Every now and then, a high-profile crime prompts new hand-wringing and outcry over night jobs for women. But the young working woman living on her own is firmly part of the urban mainstream. Apartments are easier to rent, unlike the days when accommodations were limited to a room in the home of a nosy landlord who would cluck her teeth if a boyfriend spent the night. Radio talk shows now feature callers talking about the pros and cons of a live-in boyfriend.
“I think it’s a very significant shift,” said Urvashi Butalia, publisher of Zubaan Books, based in New Delhi, which promotes women’s writing. “It signals a kind of change and acceptability. It testifies to women’s desire and wish to be economically independent, to be able to interact in public space and be in the same world as men.” Equally important, she said, is the attitude adjustment among elders. “For families to accept that women will remain single, that they will live on their own, that they will work and defer marriage, is a very, very significant shift,” she said. “Even if it’s very small, it’s beginning to happen in a society where before, if you wanted to do that, you’d be out on a limb.”

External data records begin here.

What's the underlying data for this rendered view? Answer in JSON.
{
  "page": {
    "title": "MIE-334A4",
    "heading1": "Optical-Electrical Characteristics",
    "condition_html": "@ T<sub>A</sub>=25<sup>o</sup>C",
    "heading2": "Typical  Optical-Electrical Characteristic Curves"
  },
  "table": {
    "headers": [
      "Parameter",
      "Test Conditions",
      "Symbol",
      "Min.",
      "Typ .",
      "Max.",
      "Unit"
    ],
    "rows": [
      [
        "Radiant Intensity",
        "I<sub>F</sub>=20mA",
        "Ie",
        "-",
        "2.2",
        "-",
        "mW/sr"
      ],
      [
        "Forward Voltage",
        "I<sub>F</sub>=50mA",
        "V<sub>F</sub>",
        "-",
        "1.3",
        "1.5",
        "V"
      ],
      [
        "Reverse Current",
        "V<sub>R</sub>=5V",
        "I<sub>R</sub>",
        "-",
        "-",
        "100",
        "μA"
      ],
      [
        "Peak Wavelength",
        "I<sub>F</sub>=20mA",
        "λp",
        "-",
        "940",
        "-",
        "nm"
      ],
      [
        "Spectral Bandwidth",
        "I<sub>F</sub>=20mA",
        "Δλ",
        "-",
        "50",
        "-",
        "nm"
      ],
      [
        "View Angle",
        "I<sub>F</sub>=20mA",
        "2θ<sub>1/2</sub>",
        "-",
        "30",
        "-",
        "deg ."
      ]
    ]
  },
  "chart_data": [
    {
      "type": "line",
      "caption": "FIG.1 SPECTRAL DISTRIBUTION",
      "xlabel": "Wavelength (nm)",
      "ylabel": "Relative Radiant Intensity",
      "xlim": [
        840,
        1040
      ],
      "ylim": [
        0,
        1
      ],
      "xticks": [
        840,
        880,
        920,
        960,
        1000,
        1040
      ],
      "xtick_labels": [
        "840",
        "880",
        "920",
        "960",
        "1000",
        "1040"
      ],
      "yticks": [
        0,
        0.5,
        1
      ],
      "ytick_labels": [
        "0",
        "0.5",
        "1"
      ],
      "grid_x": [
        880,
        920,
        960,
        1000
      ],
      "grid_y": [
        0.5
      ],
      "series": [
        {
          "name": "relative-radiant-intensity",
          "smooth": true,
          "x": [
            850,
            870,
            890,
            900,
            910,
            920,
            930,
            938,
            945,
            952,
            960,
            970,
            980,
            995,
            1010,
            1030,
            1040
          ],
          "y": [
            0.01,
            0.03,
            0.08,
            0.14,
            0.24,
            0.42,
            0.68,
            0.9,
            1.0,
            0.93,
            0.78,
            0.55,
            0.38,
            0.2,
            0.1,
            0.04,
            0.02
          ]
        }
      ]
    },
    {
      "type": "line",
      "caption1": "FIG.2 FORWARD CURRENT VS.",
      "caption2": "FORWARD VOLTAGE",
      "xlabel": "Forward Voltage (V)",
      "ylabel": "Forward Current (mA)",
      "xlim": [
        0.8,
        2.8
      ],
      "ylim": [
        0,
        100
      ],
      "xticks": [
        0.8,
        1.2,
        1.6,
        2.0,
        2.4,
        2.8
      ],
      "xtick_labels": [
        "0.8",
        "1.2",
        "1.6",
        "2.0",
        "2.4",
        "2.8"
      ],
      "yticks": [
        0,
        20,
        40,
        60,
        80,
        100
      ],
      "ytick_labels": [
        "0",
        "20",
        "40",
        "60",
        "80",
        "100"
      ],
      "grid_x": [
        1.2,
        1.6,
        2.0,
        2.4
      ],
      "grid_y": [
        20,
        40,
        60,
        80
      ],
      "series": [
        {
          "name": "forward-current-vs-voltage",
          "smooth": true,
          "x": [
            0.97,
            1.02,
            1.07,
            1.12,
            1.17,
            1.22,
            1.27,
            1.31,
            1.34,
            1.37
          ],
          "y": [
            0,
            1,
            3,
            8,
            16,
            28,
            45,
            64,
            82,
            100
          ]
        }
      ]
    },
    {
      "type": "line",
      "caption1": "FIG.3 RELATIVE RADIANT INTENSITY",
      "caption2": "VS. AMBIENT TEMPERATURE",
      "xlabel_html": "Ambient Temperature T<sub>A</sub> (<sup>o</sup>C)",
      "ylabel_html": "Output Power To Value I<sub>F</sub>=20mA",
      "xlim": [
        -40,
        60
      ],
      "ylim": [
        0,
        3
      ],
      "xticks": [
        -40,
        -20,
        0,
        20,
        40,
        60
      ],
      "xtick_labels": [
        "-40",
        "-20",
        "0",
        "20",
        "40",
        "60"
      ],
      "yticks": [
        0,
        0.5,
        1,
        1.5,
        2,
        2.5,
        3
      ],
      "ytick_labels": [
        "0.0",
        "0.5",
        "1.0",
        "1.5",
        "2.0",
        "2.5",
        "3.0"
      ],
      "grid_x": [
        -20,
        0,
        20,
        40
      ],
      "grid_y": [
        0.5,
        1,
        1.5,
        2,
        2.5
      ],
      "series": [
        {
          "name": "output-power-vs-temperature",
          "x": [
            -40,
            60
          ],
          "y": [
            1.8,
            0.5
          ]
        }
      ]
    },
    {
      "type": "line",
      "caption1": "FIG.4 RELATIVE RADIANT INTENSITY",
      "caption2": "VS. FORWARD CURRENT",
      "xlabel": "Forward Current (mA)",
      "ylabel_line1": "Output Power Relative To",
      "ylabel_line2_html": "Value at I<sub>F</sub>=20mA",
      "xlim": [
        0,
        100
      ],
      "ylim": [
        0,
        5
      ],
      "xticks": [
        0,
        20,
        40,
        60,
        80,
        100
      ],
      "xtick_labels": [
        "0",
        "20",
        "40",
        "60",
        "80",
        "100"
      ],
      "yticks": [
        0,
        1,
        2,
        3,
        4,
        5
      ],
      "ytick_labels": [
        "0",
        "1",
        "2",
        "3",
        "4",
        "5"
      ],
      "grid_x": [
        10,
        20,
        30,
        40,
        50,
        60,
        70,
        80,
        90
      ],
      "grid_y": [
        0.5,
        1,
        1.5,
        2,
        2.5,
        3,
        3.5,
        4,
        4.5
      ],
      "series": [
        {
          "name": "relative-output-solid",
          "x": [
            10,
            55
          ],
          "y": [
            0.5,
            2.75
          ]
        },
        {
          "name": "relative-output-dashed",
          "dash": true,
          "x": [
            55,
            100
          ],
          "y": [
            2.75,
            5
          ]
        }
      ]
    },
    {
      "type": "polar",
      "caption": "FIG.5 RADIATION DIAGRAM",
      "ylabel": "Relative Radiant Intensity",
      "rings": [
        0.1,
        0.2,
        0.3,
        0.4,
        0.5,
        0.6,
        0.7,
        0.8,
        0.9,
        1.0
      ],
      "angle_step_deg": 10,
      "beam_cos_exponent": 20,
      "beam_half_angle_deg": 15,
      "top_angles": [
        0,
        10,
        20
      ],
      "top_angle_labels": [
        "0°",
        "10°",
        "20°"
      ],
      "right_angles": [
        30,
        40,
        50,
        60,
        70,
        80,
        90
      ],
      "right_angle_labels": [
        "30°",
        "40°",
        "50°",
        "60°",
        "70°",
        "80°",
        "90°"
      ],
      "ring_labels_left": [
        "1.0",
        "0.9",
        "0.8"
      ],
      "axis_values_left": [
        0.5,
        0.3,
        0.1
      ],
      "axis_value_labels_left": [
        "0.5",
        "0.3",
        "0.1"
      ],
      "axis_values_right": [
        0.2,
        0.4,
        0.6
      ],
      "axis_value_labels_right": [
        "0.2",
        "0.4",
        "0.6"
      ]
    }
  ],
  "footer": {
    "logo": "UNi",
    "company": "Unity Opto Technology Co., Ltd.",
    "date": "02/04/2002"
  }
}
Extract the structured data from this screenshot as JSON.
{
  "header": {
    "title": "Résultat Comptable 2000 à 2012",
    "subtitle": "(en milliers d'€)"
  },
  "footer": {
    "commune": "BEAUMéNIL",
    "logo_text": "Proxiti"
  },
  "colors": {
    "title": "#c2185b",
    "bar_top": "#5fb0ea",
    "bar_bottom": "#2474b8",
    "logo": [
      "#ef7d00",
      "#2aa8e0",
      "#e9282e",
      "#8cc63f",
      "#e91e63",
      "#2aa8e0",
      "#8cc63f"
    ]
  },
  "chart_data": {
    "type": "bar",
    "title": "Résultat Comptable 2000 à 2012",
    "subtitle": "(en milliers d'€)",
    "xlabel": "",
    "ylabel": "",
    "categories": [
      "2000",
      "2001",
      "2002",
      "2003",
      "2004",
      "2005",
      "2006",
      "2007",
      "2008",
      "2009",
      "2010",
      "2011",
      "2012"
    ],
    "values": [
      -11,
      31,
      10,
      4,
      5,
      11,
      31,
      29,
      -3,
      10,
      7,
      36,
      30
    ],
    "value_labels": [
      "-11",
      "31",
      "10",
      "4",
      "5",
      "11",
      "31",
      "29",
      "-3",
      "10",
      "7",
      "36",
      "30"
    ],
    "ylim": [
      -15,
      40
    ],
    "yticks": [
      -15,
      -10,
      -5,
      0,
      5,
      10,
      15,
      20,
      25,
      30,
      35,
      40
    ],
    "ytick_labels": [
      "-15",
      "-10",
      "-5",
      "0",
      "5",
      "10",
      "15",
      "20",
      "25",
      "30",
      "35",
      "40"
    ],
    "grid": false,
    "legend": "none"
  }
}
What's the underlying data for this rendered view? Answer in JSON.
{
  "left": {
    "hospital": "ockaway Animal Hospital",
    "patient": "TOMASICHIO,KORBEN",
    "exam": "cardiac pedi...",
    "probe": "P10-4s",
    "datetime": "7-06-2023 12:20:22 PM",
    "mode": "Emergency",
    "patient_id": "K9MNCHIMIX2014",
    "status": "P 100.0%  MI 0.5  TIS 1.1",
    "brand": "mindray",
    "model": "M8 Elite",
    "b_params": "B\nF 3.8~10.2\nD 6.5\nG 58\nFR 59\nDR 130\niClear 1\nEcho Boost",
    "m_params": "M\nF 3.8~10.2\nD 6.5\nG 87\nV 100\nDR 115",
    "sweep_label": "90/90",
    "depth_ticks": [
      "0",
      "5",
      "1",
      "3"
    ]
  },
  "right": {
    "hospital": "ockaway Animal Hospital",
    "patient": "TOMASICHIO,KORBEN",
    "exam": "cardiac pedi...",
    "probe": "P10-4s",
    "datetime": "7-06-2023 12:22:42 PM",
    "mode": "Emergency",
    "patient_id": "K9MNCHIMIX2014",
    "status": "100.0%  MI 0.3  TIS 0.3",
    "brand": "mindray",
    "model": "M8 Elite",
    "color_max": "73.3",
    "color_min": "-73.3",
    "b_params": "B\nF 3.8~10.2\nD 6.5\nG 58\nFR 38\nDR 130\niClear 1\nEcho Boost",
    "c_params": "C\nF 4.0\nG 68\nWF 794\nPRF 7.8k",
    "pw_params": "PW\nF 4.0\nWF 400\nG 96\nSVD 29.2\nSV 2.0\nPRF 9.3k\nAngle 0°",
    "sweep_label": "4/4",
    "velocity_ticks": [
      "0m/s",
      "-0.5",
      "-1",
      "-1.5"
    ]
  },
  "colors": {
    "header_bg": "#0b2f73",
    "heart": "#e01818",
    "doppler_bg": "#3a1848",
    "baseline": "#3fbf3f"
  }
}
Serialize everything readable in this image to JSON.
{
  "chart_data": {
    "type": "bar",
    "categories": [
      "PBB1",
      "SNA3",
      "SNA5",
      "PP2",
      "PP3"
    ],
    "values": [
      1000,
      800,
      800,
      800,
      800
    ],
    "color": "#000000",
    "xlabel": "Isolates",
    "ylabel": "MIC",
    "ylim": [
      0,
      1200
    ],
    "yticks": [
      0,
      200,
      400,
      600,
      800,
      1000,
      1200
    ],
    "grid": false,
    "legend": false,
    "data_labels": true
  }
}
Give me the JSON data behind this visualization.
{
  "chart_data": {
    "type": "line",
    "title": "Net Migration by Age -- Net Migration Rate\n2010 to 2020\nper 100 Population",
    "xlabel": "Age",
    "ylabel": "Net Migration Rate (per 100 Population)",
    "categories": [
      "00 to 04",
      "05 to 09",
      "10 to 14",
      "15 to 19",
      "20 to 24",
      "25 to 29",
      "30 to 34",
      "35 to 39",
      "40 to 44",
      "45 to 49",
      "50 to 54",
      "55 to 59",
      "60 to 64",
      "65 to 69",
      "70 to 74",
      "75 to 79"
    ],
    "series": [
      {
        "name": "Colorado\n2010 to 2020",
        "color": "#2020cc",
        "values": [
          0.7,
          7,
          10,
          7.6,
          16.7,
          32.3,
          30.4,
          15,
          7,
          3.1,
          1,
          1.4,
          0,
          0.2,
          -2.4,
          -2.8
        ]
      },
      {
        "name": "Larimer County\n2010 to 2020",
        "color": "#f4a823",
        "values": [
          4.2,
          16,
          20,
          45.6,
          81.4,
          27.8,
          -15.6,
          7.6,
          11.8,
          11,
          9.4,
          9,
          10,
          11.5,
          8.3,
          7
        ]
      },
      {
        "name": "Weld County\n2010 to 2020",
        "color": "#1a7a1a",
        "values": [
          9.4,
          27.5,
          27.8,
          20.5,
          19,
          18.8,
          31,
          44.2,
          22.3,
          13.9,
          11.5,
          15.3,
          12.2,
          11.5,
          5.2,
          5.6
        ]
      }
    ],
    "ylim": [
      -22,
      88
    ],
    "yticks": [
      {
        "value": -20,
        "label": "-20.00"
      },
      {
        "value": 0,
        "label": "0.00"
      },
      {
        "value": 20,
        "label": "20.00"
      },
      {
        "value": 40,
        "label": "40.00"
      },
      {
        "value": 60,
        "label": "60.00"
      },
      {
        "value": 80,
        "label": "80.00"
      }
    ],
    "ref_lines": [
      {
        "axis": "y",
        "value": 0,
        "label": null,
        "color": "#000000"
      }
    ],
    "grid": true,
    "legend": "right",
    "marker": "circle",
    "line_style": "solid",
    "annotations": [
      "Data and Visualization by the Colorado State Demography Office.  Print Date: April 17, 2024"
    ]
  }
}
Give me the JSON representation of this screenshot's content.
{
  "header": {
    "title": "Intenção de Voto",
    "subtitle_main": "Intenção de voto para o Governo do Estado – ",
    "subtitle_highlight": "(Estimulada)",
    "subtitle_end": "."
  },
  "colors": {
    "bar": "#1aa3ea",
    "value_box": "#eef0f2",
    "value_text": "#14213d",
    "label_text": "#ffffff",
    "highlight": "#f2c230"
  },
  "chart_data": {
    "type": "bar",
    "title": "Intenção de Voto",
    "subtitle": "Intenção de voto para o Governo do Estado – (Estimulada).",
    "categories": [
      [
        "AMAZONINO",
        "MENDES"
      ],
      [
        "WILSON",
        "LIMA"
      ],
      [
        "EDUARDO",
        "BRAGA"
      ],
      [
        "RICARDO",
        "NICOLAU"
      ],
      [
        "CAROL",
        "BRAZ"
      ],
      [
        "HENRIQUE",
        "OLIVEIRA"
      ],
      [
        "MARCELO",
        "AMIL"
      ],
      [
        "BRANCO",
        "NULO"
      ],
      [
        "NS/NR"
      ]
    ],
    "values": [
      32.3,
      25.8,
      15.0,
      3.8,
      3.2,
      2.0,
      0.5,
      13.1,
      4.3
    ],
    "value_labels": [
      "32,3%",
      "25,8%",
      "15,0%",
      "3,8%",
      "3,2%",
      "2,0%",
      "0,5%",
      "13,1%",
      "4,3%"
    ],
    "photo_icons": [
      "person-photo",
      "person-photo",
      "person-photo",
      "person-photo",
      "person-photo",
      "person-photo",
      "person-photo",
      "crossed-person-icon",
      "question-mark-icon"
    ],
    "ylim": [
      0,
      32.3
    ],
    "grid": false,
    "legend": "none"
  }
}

Women in the younger generation, like Cauvery Cariappa, find themselves still bucking their elders on the subject of living alone. She broke the news to her parents after graduating from a Bangalore college in 2000 that she would not be returning home to Ooty, several hours away. Instead, she would work and rent a place here. “People will talk,” was her parents’ first reaction.
“The trend is once you’re 21, once you graduate, if you’re not doing something productive, you get married,” she said. “’Productive’ according to your parents is very different from your own terms. For them, back then, it was a doctor or some other known job.”
Cariappa, 28, went through a gamut of jobs, all of them fruits of the new economy: first at an advertising agency, then a call center, a bank, and finally she decided she would try her hand at designing clothes.
The apartment she shares with two roommates is mostly bare, with a shelf loaded with shoes in one corner, cushions on the floor, and empty liquor bottles lined up smartly on a ledge, which made her mother gasp on her first visit. Cariappa assured her they had not all been consumed in one go.
Here, her companion can come and go without questions from nosy neighbors. But after fighting so hard for her independence, even she could not resist the pull of tradition. In November, Cariappa announced that her freewheeling days were coming to an end.
She and her companion of seven years had decided to marry. That, too, was a break with tradition because he is from another community, from another part of the country.